Biden insisted, however, that Trump's refusal to concede was not inhibiting his transition efforts. "I find this more embarrassing for the country than debilitating for my ability to get started," he said.

On other economic matters, Biden said he plans to pursue "a fairer tax structure" with corporations paying their fair share and added that he wanted to see a $15 hourly minimum wage nationwide. Biden said no government contracts will be given to companies that do not make products in the United States.

Biden and Vice President-elect Kamala Harris earlier held a midday video conference with several chief executives including General Motors Co's Mary Barra, Microsoft Corp's Satya Nadella, Target Corp's Brian Cornell and Gap Inc's Sonia Syngal.

In statements, the companies referred to Biden as the "president-elect," and GM said it was looking forward to "working with the new administration," - tacit rejections of Trump's challenge to the election results.

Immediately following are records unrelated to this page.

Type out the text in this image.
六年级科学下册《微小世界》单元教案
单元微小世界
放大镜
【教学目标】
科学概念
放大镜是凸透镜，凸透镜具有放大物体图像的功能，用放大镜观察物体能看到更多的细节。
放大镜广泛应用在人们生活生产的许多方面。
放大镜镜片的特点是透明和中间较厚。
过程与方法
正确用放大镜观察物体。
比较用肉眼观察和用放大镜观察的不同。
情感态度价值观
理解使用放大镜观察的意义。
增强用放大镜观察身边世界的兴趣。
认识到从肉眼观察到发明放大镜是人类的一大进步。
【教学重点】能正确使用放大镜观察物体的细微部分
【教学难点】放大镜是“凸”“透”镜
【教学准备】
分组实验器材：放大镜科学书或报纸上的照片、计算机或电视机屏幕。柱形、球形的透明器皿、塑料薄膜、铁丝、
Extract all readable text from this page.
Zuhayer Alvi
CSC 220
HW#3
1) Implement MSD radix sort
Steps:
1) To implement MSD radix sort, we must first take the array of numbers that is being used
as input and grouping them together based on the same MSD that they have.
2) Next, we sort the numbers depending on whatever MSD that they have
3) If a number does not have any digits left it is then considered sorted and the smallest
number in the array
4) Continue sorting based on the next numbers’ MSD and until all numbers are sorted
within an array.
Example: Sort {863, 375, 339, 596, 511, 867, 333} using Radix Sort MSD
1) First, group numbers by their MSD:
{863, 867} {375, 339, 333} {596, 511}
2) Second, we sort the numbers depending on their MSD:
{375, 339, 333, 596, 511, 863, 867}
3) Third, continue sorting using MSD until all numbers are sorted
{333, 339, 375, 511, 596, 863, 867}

Also taking part were AFL-CIO President Richard Trumka and the heads of the Service Employees International Union, the United Auto Workers and two other large unions.

Biden said Moderna Inc's announcement that its experimental COVID-19 vaccine was 94.5 per cent effective based on interim data from a late-stage trial provided fresh hope for beating the coronavirus. Coupled with positive results last week on a rival Pfizer Inc shot, Moderna's news added to optimism that widespread vaccination in the coming months could help tame the pandemic.

Asked whether he personally would be willing to get vaccinated with one of the newly developed shots, Biden told reporters, "I wouldn't hesitate to get the vaccine."

"They appear to be ready for prime time, ready to be used," Biden said of the two vaccine candidates.